Having spent several years of my career leading the biosimilars business for a global pharmaceutical company, I’ve had the opportunity to experience firsthand the impact biosimilars had in Europe, where the entry of biosimilars significantly increased competition and drove price decreases for biologic medicines. I’ve also seen that biosimilars, when used in the right way, can free up dollars across the healthcare system for other investments, which is critical to drive innovation and the next generation of advanced therapies.
In the U.S., the biosimilars story has looked different. Although there are more than 30 products approved and 20 on the market, adoption has varied across therapeutic areas, and in many cases has been slower than expected. While some oncology biosimilars have experienced rapid uptake, in rheumatology, the adoption of the infliximab biosimilars has been far slower.
While the cautious response to biosimilars in the U.S. isn’t surprising given the complexity of our health payer system, it is nevertheless frustrating to many healthcare stakeholders. After all, biosimilars were developed with the intention of increasing access and lowering costs of care for patients with complex and severe conditions – something that is badly needed in the U.S. where at least one in every four Americans struggles to afford their medications.

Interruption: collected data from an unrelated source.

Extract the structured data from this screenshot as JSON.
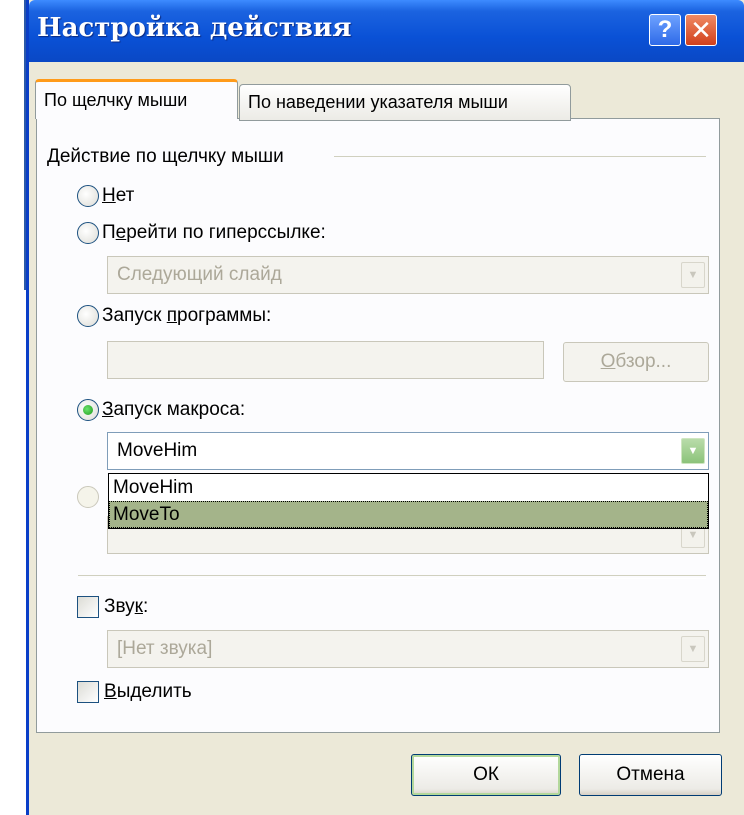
{
  "window": {
    "title": "Настройка действия",
    "help_symbol": "?",
    "close_symbol": "✕"
  },
  "tabs": [
    {
      "label": "По щелчку мыши",
      "active": true
    },
    {
      "label": "По наведении указателя мыши",
      "active": false
    }
  ],
  "group": {
    "label": "Действие по щелчку мыши"
  },
  "options": {
    "none": {
      "label_pre": "",
      "label_u": "Н",
      "label_post": "ет",
      "checked": false
    },
    "hyperlink": {
      "label_pre": "П",
      "label_u": "е",
      "label_post": "рейти по гиперссылке:",
      "checked": false,
      "value": "Следующий слайд"
    },
    "run_program": {
      "label_pre": "Запуск ",
      "label_u": "п",
      "label_post": "рограммы:",
      "checked": false,
      "browse_pre": "",
      "browse_u": "О",
      "browse_post": "бзор..."
    },
    "run_macro": {
      "label_pre": "",
      "label_u": "З",
      "label_post": "апуск макроса:",
      "checked": true,
      "value": "MoveHim"
    }
  },
  "macro_dropdown": {
    "items": [
      "MoveHim",
      "MoveTo"
    ],
    "selected_index": 1
  },
  "sound": {
    "label_pre": "Зву",
    "label_u": "к",
    "label_post": ":",
    "checked": false,
    "value": "[Нет звука]"
  },
  "highlight": {
    "label_pre": "",
    "label_u": "В",
    "label_post": "ыделить",
    "checked": false
  },
  "buttons": {
    "ok": "ОК",
    "cancel": "Отмена"
  },
  "icons": {
    "combo_arrow": "▼"
  }
}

Although early U.S. biosimilar experiences were not as robust as initially hoped, we may be on the verge of a change.
From a policy perspective, there is increased focus on the role biosimilars could play in making healthcare more affordable. President Biden has been a vocal advocate for biosimilars, recently signing an Executive Order directing the FDA to make the biosimilar approval process more transparent, to clarify the standards for interchangeability, and to develop biosimilar educational materials to help providers, patients, and caregivers better understand biosimilars. The Biden administration also called for market changes that would promote biosimilars in a recent report outlining the administration’s recommendations on lowering the cost of prescription drugs.
New biosimilar approvals are also changing the landscape. In July, the FDA approved the first insulin biosimilar, which is expected to come to market before the end of the year. This approval is a landmark decision not only because it has the potential to lower the cost of care for diabetes patients across the U.S., but also because it is the first biosimilar with an “interchangeable” designation and the first biosimilar that will be available at the retail pharmacy.

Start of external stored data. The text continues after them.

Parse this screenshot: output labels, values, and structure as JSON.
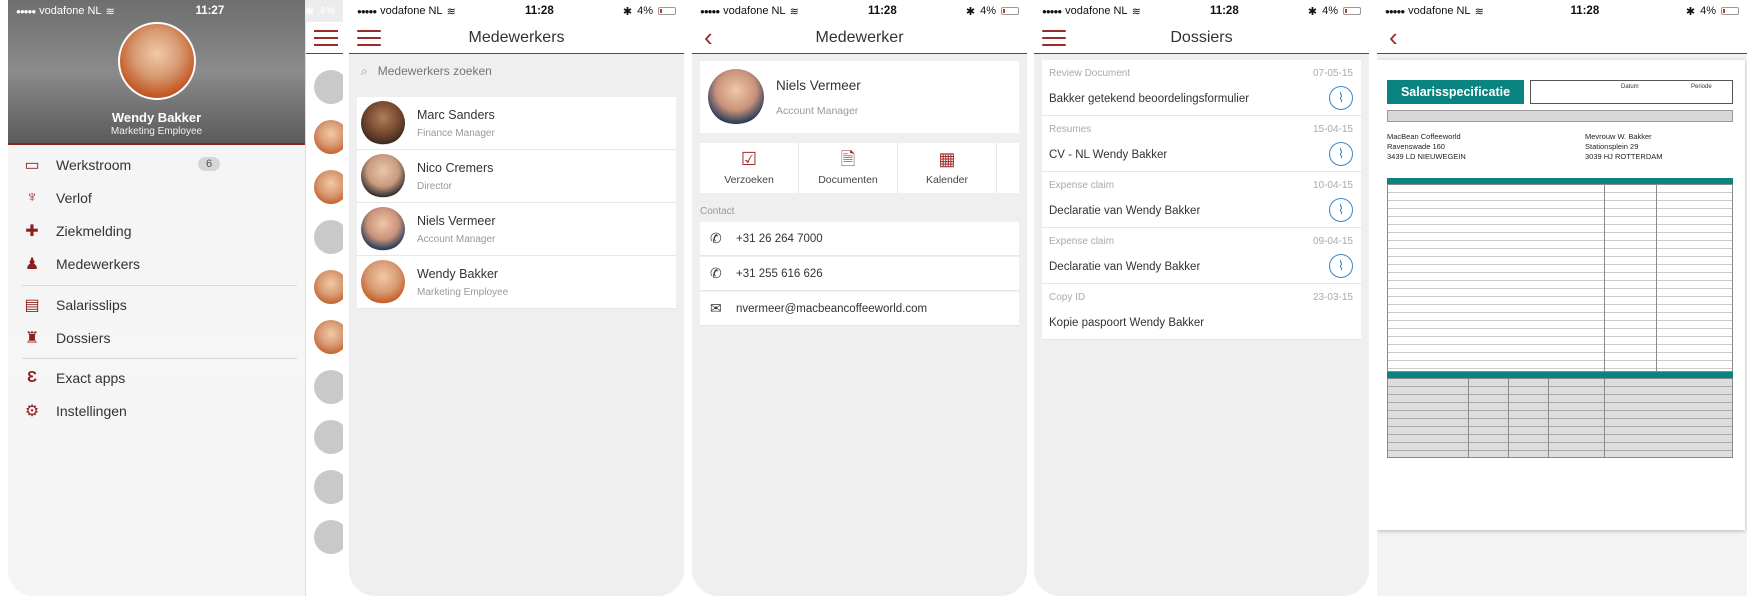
{
  "status": {
    "p1": {
      "carrier": "vodafone NL",
      "time": "11:27",
      "battery": "4%"
    },
    "p2": {
      "carrier": "vodafone NL",
      "time": "11:28",
      "battery": "4%"
    },
    "p3": {
      "carrier": "vodafone NL",
      "time": "11:28",
      "battery": "4%"
    },
    "p4": {
      "carrier": "vodafone NL",
      "time": "11:28",
      "battery": "4%"
    },
    "p5": {
      "carrier": "vodafone NL",
      "time": "11:28",
      "battery": "4%"
    }
  },
  "menu": {
    "user": {
      "name": "Wendy Bakker",
      "role": "Marketing Employee"
    },
    "items": [
      {
        "label": "Werkstroom",
        "icon": "inbox-icon",
        "badge": "6"
      },
      {
        "label": "Verlof",
        "icon": "palm-tree-icon"
      },
      {
        "label": "Ziekmelding",
        "icon": "medical-bag-icon"
      },
      {
        "label": "Medewerkers",
        "icon": "person-icon"
      },
      {
        "label": "Salarisslips",
        "icon": "payslip-icon"
      },
      {
        "label": "Dossiers",
        "icon": "person-file-icon"
      },
      {
        "label": "Exact apps",
        "icon": "exact-logo-icon"
      },
      {
        "label": "Instellingen",
        "icon": "gear-icon"
      }
    ]
  },
  "employees": {
    "title": "Medewerkers",
    "search_placeholder": "Medewerkers zoeken",
    "list": [
      {
        "name": "Marc Sanders",
        "role": "Finance Manager"
      },
      {
        "name": "Nico Cremers",
        "role": "Director"
      },
      {
        "name": "Niels Vermeer",
        "role": "Account Manager"
      },
      {
        "name": "Wendy Bakker",
        "role": "Marketing Employee"
      }
    ]
  },
  "employee": {
    "title": "Medewerker",
    "name": "Niels Vermeer",
    "role": "Account Manager",
    "actions": [
      {
        "label": "Verzoeken",
        "icon": "clipboard-check-icon"
      },
      {
        "label": "Documenten",
        "icon": "document-icon"
      },
      {
        "label": "Kalender",
        "icon": "calendar-icon"
      }
    ],
    "contact_label": "Contact",
    "contacts": [
      {
        "value": "+31 26 264 7000",
        "icon": "phone-icon"
      },
      {
        "value": "+31 255 616 626",
        "icon": "phone-icon"
      },
      {
        "value": "nvermeer@macbeancoffeeworld.com",
        "icon": "mail-icon"
      }
    ]
  },
  "dossiers": {
    "title": "Dossiers",
    "items": [
      {
        "type": "Review Document",
        "date": "07-05-15",
        "title": "Bakker getekend beoordelingsformulier",
        "attachment": true
      },
      {
        "type": "Resumes",
        "date": "15-04-15",
        "title": "CV - NL Wendy Bakker",
        "attachment": true
      },
      {
        "type": "Expense claim",
        "date": "10-04-15",
        "title": "Declaratie van Wendy Bakker",
        "attachment": true
      },
      {
        "type": "Expense claim",
        "date": "09-04-15",
        "title": "Declaratie van Wendy Bakker",
        "attachment": true
      },
      {
        "type": "Copy ID",
        "date": "23-03-15",
        "title": "Kopie paspoort Wendy Bakker",
        "attachment": false
      }
    ]
  },
  "payslip": {
    "title": "Salarisspecificatie",
    "meta": {
      "datum_label": "Datum",
      "periode_label": "Periode"
    },
    "employer": {
      "name": "MacBean Coffeeworld",
      "street": "Ravenswade 160",
      "city": "3439 LD NIEUWEGEIN"
    },
    "employee": {
      "name": "Mevrouw W. Bakker",
      "street": "Stationsplein 29",
      "city": "3039 HJ ROTTERDAM"
    }
  },
  "colors": {
    "brand": "#9b2a2a",
    "teal": "#0a8480",
    "link": "#3d85c6"
  }
}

The interchangeability designation, which is unique to the U.S., gives pharmacists the ability to substitute a biosimilar in place of a reference product without the approval of the prescriber, theoretically enabling pharmacists to drive patients to the lowest cost option. With more than 7 million U.S. diabetes patients taking insulin and diabetes patients spending an average of $2,500 a year on their medications, the potential impact on diabetes care is immense.
That said, the economics surrounding biosimilars in the U.S. are not simple. Over the past six years, the utilization management strategies employed by payers—including formulary designs—have played a role in driving product choices and biosimilar utilization. At times, these strategies have created challenges to biosimilar adoption, resulting in higher out-of-pocket costs for patients in some cases, as well as reimbursement hurdles and operational burdens for providers who have been forced to carry multiple products in their inventory.

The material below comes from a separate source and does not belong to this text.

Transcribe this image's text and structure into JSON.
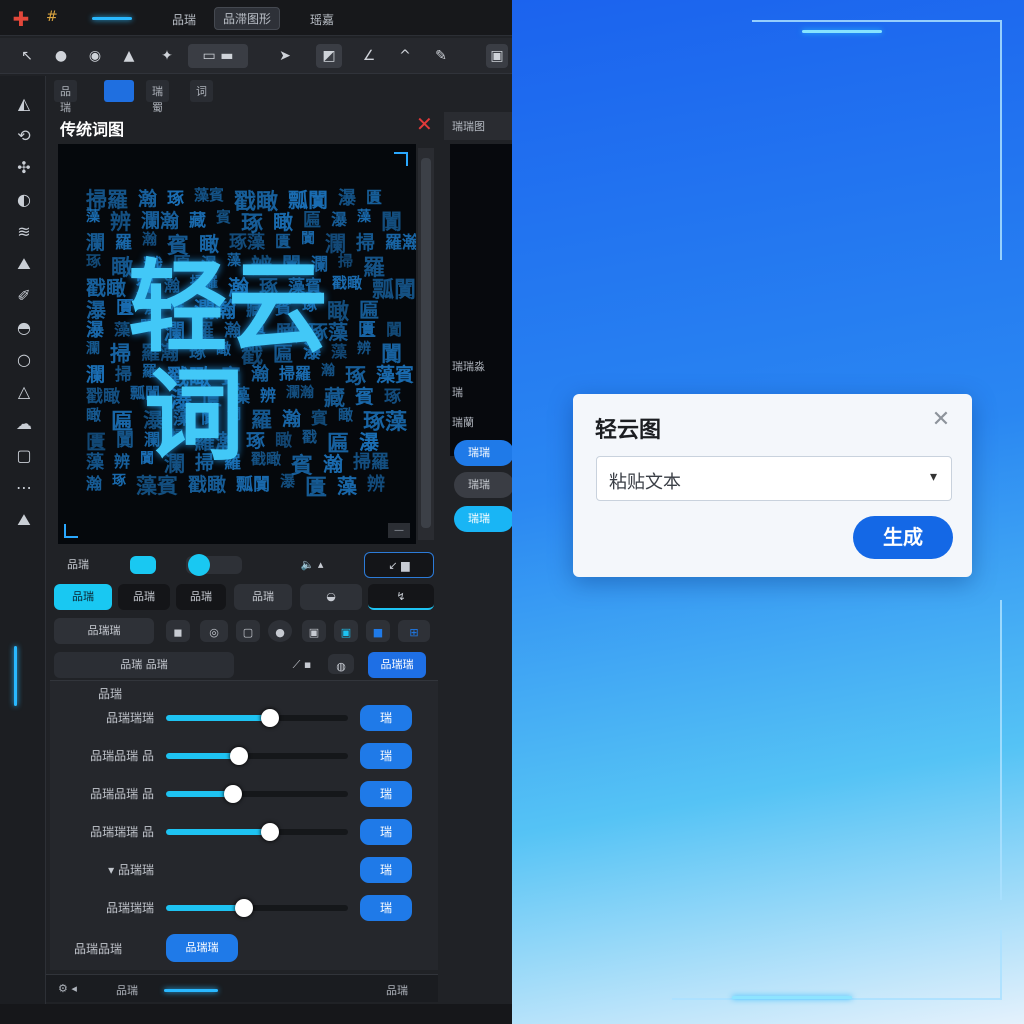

As market dynamics shift, it is unclear how payer strategies may evolve. While contracts and rebates for biosimilars and reference products will remain complex, managed care professionals are well positioned to aid in the adoption of biosimilars, to promote education for providers and patients, and to encourage safe and appropriate biosimilar use.
Even if the payer response to biosimilars remains tepid, the availability of biosimilars is likely to put downward pressure on prices over time. Through increased competition, biosimilars have already had a significant impact on bending the cost curve with oncology spending growth dropping below 10% for the first time in seven years; and in 2020 alone, biosimilars saved the U.S. healthcare system $7.9 billion.
Over the next few years, a growing number of leading biologic therapies will face competition from biosimilars, most notably the immunology therapy Humira (adalimumab), which is currently the top-selling drug based on annual revenue. Humira biosimilars have already been FDA approved, but are not expected to enter the market until 2023 due to patent settlements.
While the U.S. market for biosimilars is inherently more challenging than Europe, the opportunity for biosimilars to enable more affordable and equitable care for patients is still strong. And as FDA approvals and policy changes continue, the potential for broader U.S. biosimilar adoption—which will drive broader patient access and more funding for innovation—is finally within reach.
As President of Cardinal Health Specialty Solutions, Heidi Hunter leads the specialty healthcare business that helps healthcare providers and pharmaceutical companies optimize business success and drive improved patient care. She is an accomplished global healthcare leader with deep experience in innovation, development and commercialization of specialty pharmaceuticals.